Statistical downscaling of monthly reservoir inflows for Kemer watershed in Turkey: use of machine learning methods, multiple GCMs and emission scenarios

OKKAN U., Inan G.

INTERNATIONAL JOURNAL OF CLIMATOLOGY, vol.35, no.11, pp.3274-3295, 2015 (SCI-Expanded) identifier identifier

  • Publication Type: Article / Article
  • Volume: 35 Issue: 11
  • Publication Date: 2015
  • Doi Number: 10.1002/joc.4206
  • Journal Indexes: Science Citation Index Expanded (SCI-EXPANDED), Scopus
  • Page Numbers: pp.3274-3295
  • Keywords: monthly inflows, climate change, predictor selection, statistical downscaling, general circulation models, NCEP, NCAR reanalysis data, multi-model ensemble, bias correction, SUPPORT VECTOR MACHINE, CLIMATE-CHANGE SCENARIOS, BIAS CORRECTION, CHANGE IMPACTS, MODEL OUTPUTS, PRECIPITATION, REGRESSION, RAINFALL, VARIABILITY, FORECASTS
  • Middle East Technical University Affiliated: Yes


In this study, statistical downscaling of general circulation model (GCM) simulations to monthly inflows of Kemer Dam in Turkey under A1B, A2, and B1 emission scenarios has been performed using machine learning methods, multi-model ensemble and bias correction approaches. Principal component analysis (PCA) has been used to reduce the dimension of potential predictors of National Centers for Environmental Prediction and National Center for Atmospheric Research (NCEP/NCAR) reanalysis data.
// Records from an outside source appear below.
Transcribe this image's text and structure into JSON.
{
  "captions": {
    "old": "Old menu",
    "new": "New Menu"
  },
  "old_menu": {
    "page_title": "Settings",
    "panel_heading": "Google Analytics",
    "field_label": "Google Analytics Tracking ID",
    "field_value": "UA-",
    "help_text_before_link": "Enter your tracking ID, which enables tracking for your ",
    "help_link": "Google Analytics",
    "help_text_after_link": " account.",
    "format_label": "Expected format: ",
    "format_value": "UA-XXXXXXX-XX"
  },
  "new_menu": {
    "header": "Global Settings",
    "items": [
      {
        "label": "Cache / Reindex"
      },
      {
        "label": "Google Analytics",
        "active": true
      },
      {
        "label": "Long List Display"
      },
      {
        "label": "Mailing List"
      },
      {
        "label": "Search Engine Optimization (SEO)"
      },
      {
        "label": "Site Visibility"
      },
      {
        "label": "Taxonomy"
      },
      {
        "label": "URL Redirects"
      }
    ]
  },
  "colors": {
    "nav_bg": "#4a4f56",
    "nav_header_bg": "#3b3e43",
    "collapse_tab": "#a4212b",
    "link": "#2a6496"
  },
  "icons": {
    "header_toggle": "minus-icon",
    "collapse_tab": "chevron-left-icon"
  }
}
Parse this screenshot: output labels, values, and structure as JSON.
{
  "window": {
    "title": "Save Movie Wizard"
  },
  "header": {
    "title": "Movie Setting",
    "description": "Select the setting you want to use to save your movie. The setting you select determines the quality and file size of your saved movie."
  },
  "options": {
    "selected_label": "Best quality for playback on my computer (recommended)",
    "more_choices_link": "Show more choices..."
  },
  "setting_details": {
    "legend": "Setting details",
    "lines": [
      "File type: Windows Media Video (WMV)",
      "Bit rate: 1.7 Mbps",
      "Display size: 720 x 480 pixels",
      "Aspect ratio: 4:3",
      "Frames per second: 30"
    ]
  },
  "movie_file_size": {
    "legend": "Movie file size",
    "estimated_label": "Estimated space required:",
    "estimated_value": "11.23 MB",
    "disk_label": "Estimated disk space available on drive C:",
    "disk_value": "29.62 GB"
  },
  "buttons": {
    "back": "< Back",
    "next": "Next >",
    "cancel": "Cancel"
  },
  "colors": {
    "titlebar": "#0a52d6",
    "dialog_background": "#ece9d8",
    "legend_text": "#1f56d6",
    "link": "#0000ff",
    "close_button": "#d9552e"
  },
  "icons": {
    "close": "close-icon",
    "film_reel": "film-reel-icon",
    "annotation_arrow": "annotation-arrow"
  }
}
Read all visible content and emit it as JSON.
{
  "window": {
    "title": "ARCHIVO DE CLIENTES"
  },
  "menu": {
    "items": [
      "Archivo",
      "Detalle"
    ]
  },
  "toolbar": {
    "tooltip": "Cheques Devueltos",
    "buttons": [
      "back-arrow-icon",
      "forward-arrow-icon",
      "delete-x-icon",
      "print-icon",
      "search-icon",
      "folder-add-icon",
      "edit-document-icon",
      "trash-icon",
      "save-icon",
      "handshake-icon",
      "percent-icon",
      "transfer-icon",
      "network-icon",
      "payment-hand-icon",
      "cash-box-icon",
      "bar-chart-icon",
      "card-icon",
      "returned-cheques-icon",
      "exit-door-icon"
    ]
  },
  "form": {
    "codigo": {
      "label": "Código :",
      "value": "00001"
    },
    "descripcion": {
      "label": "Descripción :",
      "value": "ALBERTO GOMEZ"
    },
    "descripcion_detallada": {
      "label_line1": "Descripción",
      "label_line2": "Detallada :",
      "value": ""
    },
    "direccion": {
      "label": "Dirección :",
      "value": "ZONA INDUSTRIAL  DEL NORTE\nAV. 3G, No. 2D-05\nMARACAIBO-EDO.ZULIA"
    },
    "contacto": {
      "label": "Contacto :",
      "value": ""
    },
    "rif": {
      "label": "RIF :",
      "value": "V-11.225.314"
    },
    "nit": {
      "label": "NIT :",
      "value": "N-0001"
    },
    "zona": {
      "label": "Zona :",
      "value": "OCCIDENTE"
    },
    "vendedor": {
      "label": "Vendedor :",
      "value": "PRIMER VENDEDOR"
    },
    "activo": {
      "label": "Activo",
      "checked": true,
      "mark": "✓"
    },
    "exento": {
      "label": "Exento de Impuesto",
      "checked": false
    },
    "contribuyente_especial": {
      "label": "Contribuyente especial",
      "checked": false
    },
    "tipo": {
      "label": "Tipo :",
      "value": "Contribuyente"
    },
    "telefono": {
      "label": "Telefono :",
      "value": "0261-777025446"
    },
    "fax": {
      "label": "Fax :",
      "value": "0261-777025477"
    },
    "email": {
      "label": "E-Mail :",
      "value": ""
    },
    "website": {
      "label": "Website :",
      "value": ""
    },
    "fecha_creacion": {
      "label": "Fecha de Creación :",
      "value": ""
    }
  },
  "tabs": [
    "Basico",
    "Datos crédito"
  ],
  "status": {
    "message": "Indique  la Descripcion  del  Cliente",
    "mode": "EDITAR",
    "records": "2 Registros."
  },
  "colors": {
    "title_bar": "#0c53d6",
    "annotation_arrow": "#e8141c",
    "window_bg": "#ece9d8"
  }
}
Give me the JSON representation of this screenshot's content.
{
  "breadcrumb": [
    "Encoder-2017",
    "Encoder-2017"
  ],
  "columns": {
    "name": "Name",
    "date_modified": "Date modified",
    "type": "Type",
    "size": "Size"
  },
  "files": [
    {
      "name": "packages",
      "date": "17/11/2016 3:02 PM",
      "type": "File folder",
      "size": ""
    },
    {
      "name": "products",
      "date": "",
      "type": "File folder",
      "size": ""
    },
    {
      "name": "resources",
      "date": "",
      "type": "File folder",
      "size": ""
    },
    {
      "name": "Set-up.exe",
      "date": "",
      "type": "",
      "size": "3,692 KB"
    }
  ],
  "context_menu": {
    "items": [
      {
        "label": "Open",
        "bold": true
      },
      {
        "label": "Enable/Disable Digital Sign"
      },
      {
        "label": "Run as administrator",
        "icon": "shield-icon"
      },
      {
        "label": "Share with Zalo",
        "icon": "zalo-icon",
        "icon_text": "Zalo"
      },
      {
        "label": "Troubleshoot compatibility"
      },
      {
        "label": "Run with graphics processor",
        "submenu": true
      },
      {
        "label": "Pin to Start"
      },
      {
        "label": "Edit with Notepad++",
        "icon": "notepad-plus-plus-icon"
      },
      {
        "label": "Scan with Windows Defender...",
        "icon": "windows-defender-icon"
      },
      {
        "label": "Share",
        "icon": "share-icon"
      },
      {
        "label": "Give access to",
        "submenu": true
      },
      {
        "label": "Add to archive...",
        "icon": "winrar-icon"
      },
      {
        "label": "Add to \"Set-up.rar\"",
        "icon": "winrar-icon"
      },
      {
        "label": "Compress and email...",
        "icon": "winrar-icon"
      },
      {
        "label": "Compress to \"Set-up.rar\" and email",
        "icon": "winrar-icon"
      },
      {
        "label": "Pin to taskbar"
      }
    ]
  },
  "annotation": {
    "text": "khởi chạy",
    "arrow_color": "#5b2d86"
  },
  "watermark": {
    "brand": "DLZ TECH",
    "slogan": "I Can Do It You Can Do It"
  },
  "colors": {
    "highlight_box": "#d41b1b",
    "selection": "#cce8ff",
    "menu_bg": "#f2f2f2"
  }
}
Then, the reasonable GCMs were selected by investigating the rank correlations between the selected predictors in NCEP/NCAR reanalysis data and those in GCMs for 20C3M scenario between periods 1979 and 1999. Upon the training of feedforward neural network (FFNN), least squares support vector machine (LSSVM) and relevance vector machine (RVM) downscaling models, the general performance of the downscaled predictions using NCEP/NCAR reanalysis data for Kemer watershed showed that the trained RVM model produced adequate results. The effectiveness of RVM model was illustrated by its integration with 20C3M scenario between periods 1979 and 1999 and A1B, A2, and B1 future climate scenarios between periods 2010 and 2039. Afterwards, the flow forecasts were obtained by building a multi-model ensemble through the selected GCMs followed by a bias correction approach. Finally, the significance of the probable changes in trends was identified through statistical tests based on the corrected forecasts. Results showed that decreasing flows trends in winter, spring and fall seasons have been foreseen over the study area for the period between 2010 and 2039.